Kathy Mattea will take over as host of the long-running live performance radio show Mountain Stage effective immediately.
The Grammy-winning West Virginia native follows Larry Groce, the co-founder and host of the program, which airs on NPR Music and West Virginia’s Public Broadcasting and celebrates folk, country, blues and other alternative music forms. Groce remains as Mountain Stage’s artistic director.
Groce has hosted the program since its inception in 1983. “Kathy’s been coming on the show for more than 30 years now,” he said in a statement. “And in all that time and with all her success, she really hasn’t changed who she is at her core. She embodies the best of West Virginia the same way Mountain Stage does, and that’s how we knew she’d be the perfect person for this job.”
Mattea has appeared on the show more than any other female artist and is second only overall to fellow West Virginia native Tim O’Brien.
“There’s something quintessentially West Virginia about Mountain Stage,” she said in a statement. “Beyond the world-class performances, beyond the collaborative atmosphere, beyond how much fun it is, I think the show offers a really important insight into the people and the culture that makes West Virginia so special, and I’m always thrilled to help share that with the world.”

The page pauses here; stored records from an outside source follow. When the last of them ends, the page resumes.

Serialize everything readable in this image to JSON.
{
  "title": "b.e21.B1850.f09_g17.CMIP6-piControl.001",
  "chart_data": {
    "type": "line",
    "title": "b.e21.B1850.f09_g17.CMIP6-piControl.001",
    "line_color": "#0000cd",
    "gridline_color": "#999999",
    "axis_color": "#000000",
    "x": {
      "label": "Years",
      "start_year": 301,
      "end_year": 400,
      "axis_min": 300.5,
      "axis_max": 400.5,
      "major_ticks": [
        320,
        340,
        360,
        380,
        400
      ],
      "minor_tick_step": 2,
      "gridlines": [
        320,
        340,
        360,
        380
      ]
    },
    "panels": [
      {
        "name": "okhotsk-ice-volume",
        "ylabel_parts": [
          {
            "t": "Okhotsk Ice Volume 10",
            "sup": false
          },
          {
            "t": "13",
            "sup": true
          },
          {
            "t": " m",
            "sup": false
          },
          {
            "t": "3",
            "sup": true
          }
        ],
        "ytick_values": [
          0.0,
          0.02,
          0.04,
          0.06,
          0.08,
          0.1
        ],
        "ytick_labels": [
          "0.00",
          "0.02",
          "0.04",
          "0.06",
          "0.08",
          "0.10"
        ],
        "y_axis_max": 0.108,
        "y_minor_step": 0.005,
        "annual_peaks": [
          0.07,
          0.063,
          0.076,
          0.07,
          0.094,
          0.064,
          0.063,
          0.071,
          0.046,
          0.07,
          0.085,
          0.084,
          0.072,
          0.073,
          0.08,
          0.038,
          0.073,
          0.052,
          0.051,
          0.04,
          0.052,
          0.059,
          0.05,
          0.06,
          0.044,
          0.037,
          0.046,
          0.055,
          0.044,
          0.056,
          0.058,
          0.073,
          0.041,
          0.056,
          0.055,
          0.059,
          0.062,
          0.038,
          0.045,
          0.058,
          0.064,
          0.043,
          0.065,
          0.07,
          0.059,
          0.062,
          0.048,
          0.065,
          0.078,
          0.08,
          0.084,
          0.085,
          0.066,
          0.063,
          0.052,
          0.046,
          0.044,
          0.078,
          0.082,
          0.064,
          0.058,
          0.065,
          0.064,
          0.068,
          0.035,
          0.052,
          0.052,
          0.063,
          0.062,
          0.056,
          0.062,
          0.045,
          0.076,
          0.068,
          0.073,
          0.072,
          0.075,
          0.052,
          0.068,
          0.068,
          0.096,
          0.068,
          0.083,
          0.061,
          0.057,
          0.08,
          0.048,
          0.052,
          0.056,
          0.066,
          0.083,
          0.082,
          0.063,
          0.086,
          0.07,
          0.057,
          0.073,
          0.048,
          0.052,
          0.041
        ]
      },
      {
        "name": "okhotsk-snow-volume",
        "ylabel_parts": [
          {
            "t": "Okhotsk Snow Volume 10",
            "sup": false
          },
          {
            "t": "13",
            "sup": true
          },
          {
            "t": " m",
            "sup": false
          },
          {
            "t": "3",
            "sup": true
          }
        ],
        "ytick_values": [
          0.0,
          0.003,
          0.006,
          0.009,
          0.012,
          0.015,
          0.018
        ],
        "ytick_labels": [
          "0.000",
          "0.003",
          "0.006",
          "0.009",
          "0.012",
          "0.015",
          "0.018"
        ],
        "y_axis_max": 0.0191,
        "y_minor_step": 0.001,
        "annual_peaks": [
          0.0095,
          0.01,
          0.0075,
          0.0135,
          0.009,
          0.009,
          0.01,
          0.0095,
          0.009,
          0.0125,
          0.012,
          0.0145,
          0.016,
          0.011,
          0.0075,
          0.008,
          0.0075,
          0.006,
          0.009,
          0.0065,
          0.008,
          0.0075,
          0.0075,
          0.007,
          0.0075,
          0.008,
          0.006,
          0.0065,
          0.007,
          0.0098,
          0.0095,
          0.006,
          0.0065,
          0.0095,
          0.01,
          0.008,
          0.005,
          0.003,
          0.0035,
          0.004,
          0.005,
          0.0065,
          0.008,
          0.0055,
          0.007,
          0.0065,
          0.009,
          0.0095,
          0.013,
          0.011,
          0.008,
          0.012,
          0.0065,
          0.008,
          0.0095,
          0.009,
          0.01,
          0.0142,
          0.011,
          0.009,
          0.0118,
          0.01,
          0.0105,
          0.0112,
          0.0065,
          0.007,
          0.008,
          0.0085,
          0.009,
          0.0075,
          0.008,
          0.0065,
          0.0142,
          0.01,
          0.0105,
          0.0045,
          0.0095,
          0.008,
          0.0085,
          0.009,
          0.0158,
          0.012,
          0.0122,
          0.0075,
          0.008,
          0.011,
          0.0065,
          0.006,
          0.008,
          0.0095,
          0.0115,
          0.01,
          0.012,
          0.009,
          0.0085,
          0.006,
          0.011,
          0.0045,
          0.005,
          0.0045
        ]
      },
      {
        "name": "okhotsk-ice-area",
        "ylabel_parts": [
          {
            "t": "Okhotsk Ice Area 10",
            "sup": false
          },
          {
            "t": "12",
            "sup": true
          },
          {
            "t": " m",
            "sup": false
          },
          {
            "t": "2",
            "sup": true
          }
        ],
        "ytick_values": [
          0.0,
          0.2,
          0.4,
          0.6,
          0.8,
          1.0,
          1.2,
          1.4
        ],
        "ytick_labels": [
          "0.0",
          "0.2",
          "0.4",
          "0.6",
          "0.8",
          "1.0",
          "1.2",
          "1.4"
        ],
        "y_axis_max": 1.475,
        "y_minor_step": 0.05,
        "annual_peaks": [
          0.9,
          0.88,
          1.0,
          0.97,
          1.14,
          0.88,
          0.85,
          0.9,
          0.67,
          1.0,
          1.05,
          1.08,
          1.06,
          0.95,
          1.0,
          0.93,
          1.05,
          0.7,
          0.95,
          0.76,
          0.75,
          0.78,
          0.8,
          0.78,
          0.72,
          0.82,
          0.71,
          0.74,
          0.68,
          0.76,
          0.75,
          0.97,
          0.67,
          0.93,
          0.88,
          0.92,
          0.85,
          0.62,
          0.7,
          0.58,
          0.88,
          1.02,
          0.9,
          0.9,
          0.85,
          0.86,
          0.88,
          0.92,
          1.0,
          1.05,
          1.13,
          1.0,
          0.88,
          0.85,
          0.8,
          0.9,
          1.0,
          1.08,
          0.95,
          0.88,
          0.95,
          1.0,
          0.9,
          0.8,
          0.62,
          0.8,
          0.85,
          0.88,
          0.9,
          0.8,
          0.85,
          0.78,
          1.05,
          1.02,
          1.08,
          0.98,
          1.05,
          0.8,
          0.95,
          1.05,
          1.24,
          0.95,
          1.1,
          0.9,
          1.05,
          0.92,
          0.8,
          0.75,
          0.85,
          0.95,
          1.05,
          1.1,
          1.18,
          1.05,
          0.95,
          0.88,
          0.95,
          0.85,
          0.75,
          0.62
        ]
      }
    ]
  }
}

Guests on Mattea’s first episode, which begins airing Saturday, Sept. 11, are St. Paul & the Broken Bones, Shemekia Copeland, A.J. Croce, Ona and West Virginia Poet Laureate Marc Harshman.
Produced out of Culture Center Theater in Charleston, W. Va., each two-hour episode of Mountain Stage is recorded in front of a live audience and airs on nearly 300 public radio stations nationwide.
As part of the new season, the John F. Kennedy Center for the Performing Arts will tape a show at the Culture Center Theater as part of the Kennedy Center’s 50th anniversary season. The show will feature Asleep at the Wheel, Tim O’Brien, Carsie Blanton and more.